Unfortunately, you had to go through surgery to stabilize the break, and while you have good health insurance, you still ended up with substantial medical expenses. Whether due to a flawed ski pole, a broken strap on your boot, or another type of equipment failure, you want to know if you can sue the ski resort or equipment rental shop for the expenses incurred.

Your legal rights depend on several things. For example, if another skier collided with you on the slope, unless that individual stopped to check on you or another skier followed him or her down the trail to get identification, you would probably never get the person’s name. As far as faulty equipment, you have limited options in trying to prove the ski resort or equipment rental shop was at fault.

The challenge is that in states where the snow skiing industry thrives, laws prevent you from suing if the accident occurred from “inherent risks” of the sport. In other words, as a skier, you take on liability the minute you get off the chairlift. That way, ski resorts, as well as associated equipment rental shops, have protection against most claims of negligence.
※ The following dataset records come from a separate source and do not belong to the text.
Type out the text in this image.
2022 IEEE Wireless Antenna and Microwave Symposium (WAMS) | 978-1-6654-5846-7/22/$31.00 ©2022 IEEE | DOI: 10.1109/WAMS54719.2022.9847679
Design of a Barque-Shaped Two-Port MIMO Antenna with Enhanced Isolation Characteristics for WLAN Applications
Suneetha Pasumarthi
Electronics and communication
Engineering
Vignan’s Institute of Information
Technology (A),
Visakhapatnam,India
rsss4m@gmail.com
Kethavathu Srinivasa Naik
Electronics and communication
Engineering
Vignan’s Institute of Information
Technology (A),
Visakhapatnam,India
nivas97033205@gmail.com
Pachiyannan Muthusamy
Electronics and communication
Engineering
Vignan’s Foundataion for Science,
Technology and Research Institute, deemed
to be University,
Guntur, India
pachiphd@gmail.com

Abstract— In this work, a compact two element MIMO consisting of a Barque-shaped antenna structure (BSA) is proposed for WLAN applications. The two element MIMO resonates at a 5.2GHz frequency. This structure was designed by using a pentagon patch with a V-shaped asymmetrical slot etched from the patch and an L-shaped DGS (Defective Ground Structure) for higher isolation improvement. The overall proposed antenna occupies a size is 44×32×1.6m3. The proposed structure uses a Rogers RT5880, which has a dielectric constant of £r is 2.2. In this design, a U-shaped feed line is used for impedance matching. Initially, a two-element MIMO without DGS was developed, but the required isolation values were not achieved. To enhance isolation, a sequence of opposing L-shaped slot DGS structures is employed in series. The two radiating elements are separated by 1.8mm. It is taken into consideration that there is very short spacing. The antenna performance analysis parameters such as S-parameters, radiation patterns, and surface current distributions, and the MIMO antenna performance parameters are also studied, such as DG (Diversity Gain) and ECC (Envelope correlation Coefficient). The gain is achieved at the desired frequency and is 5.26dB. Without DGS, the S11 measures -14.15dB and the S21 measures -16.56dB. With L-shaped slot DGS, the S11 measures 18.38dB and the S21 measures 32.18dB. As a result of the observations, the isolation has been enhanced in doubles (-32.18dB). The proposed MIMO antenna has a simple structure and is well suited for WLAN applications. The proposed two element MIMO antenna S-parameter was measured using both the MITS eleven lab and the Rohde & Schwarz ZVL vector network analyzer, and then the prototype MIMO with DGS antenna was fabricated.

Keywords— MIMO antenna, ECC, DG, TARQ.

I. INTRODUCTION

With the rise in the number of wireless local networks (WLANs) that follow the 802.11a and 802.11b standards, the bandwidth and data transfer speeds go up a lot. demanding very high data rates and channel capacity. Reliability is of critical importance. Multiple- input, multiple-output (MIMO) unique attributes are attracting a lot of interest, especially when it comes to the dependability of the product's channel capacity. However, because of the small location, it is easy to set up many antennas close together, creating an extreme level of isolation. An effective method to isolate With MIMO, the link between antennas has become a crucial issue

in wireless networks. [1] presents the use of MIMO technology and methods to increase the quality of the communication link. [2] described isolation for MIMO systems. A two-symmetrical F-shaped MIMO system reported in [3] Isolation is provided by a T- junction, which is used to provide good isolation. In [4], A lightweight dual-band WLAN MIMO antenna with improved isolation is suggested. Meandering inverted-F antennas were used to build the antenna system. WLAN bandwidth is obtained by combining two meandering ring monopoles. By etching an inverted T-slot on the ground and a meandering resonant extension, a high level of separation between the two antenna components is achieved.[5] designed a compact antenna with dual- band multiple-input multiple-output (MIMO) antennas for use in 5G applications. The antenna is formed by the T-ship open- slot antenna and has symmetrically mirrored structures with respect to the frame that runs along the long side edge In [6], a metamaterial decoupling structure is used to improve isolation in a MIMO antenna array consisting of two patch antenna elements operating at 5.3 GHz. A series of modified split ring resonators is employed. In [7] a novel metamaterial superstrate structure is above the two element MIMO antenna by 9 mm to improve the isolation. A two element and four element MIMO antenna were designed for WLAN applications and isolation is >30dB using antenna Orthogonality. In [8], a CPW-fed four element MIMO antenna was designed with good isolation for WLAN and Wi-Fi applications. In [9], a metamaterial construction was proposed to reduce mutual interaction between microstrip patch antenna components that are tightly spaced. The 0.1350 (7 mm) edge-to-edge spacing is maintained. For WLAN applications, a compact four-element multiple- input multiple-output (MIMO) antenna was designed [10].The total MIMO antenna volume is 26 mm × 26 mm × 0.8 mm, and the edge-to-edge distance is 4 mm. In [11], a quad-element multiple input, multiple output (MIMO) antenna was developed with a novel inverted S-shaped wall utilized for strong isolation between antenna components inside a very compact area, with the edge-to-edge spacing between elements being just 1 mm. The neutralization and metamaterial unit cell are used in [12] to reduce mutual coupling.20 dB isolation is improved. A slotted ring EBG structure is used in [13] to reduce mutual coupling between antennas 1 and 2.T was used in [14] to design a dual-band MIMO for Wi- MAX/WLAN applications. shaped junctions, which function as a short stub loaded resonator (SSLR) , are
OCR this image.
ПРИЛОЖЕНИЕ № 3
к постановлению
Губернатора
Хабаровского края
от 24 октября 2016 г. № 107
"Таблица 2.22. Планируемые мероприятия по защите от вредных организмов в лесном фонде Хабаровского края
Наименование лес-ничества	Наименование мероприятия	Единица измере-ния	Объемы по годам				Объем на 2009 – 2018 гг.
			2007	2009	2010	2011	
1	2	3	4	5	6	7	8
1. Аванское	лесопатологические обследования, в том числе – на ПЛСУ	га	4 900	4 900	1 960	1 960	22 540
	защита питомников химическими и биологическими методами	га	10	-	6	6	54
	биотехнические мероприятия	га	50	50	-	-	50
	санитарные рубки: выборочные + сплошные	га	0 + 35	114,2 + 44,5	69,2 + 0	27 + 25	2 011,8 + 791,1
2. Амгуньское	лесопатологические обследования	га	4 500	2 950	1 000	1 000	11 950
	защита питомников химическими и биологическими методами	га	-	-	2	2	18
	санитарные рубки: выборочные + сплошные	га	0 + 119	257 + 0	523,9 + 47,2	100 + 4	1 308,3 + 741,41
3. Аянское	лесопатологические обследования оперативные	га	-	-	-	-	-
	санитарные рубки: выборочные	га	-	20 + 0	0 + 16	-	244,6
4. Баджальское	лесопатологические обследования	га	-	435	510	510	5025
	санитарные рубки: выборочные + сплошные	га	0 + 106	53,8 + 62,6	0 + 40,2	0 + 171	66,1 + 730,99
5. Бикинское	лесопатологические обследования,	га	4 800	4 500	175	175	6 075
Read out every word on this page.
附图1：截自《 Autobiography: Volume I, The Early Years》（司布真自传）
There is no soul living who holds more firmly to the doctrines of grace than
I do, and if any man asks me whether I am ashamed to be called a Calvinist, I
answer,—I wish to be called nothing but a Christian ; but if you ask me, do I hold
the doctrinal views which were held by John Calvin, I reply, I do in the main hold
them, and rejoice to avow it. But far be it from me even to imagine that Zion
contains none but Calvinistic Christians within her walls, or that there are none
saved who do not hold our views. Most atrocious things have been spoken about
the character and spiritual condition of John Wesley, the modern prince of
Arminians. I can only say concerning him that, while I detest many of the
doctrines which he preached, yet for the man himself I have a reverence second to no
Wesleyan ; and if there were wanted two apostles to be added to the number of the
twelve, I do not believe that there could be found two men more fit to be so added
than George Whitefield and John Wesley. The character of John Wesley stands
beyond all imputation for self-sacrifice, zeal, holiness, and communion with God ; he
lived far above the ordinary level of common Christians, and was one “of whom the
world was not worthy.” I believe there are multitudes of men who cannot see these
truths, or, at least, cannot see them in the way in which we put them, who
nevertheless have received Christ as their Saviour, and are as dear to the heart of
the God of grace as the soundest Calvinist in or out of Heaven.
Typically, laws for the skiing industry offer resorts and equipment rental shops with protection when skiing outside of a designated area, colliding with another skier, and skiing on slopes beyond your ability. However, if the resort did not mark a trail properly or groomed the trails incorrectly or if an individual rented sub-par or ill-fitting equipment, winning a lawsuit is possible.

For your situation, you need to contact a reputable personal injury attorney who will determine if the court will view your case as an “inherent risk of skiing” or negligence on behalf of another skier, the resort, or the equipment rental shop. For example, in many states, the law describes the way resorts must do things like posting trail signs. Also, people who work in equipment rental shops should have extensive training, experience, and expertise to ensure they fit every skier, regardless of ability, with the right equipment.

Your attorney will investigate the situation, including the laws governing the state where you skied and the regulations and warnings posted by the resort and equipment rental shop. If the “inherent risk of skiing” laws do not apply in your situation, there is a chance that you can hold the resort, rental shop, or both liable. With so many factors involved, your best chance of winning a lawsuit comes from hiring an attorney who specializes in this area of physical injury.